The vendor is building it into the training data, the simulation environment, the risk checks, the decision-making logic, and the human oversight loops.
The logic appears to be: if reliability becomes an afterthought, AI remains a gamble; if it becomes structural, the technology scales far faster.
Salesforce’s State of Service report hints at the same dynamic. AI is already reshaping frontline roles. But adoption still hinges on trust. Service teams want tools they can rely on, not systems that feel experimental.
Security leaders echo this.

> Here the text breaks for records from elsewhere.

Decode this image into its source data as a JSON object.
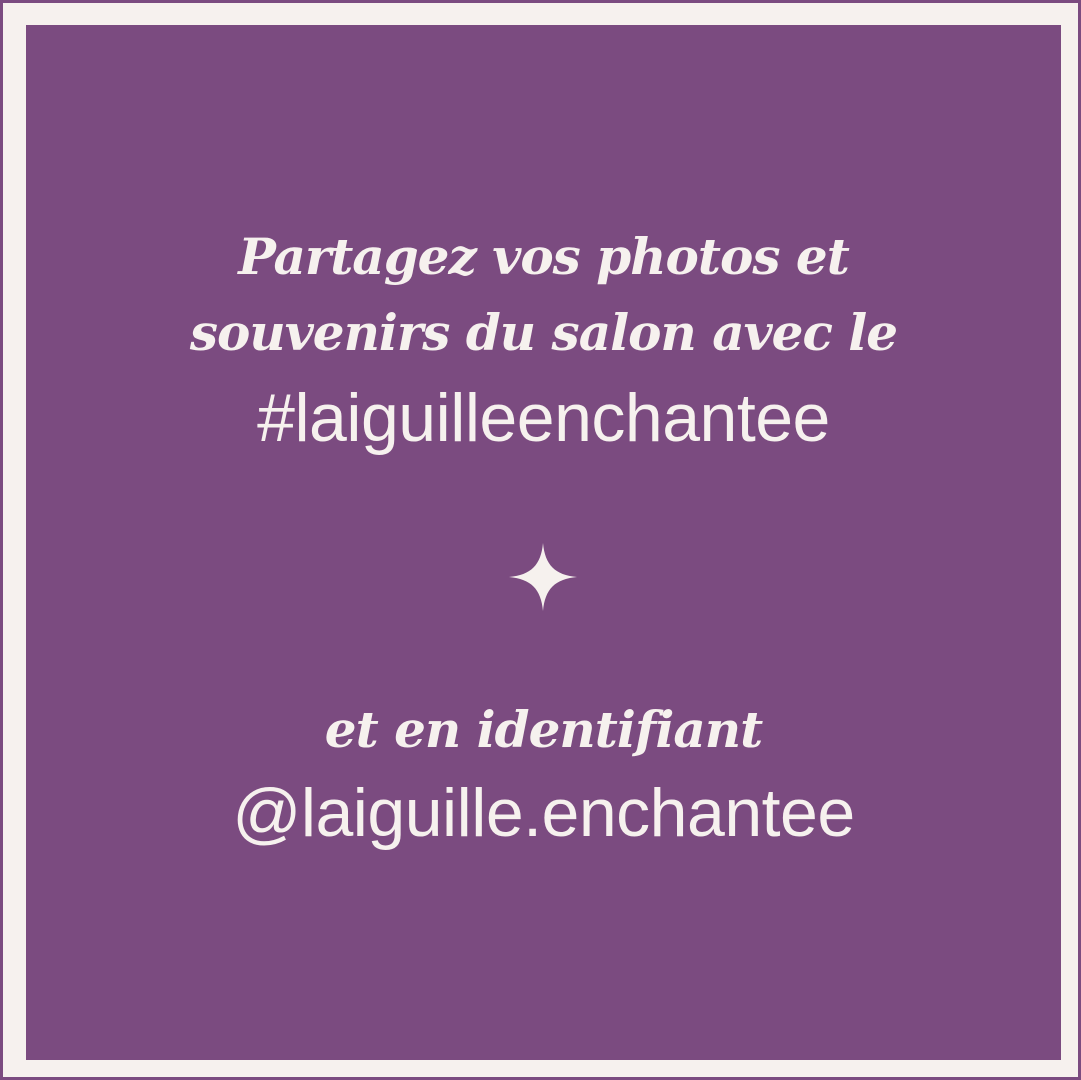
{
  "text": {
    "line1": "Partagez vos photos et",
    "line2": "souvenirs du salon avec le",
    "hashtag": "#laiguilleenchantee",
    "line3": "et en identifiant",
    "handle": "@laiguille.enchantee"
  },
  "decoration": {
    "divider_icon": "sparkle-icon"
  },
  "colors": {
    "background": "#7b4b80",
    "frame": "#f6f1ee",
    "text": "#f6f1ee"
  }
}
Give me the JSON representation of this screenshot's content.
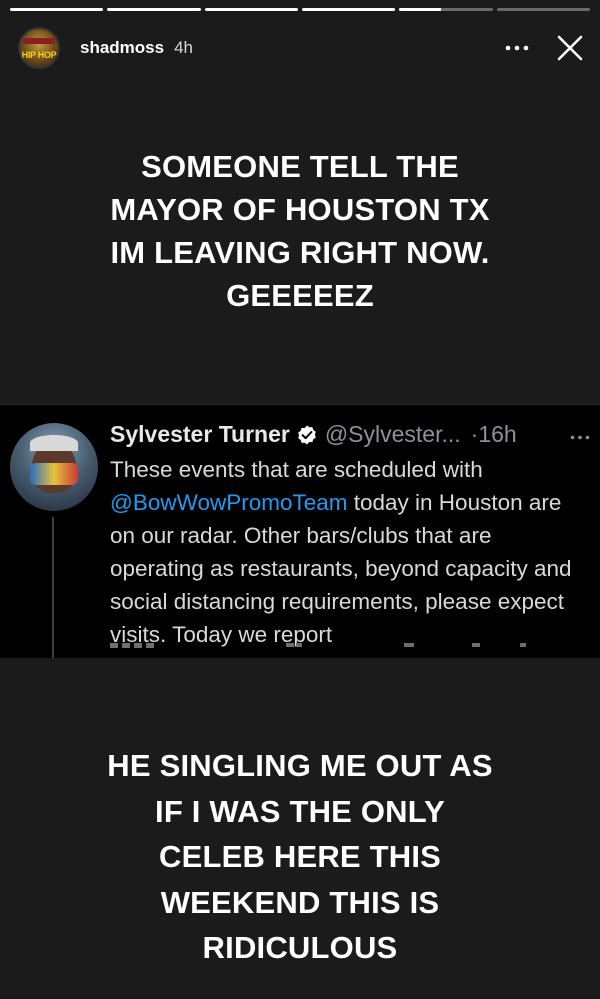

While 51% report delayed rollouts due to risk concerns, Salesforce’s State of IT: Security report finds unanimous agreement that AI agents can strengthen security posture – once reliability and safety controls are in place.
In other words, the enthusiasm is there, but the confidence is catching up.
Maybe reliability will prove to be the missing piece.
A Line in the Sand for AI in CX
As AI agents step further into direct customer interactions, the industry is hitting a turning point.
These systems are no longer side tools; they’re the first point of contact in many journeys. That places reliability above convenience, above cost savings, and above speed.
Silvio Savarese, Chief AI Scientist at Salesforce, linked the research to real-world outcomes:
“Our partnership with UCSF Health demonstrates how applied science translates directly to customer value, proving that when you train agents in environments that mirror real-world complexity, they perform reliably when it matters most.”
That’s the crux of Salesforce’s message. In the agentic era, reliability must be foundational; not an afterthought.
Teams that recognize this early – and harden their AI accordingly – will be the ones who are best placed to fully maximize the potential of the technology.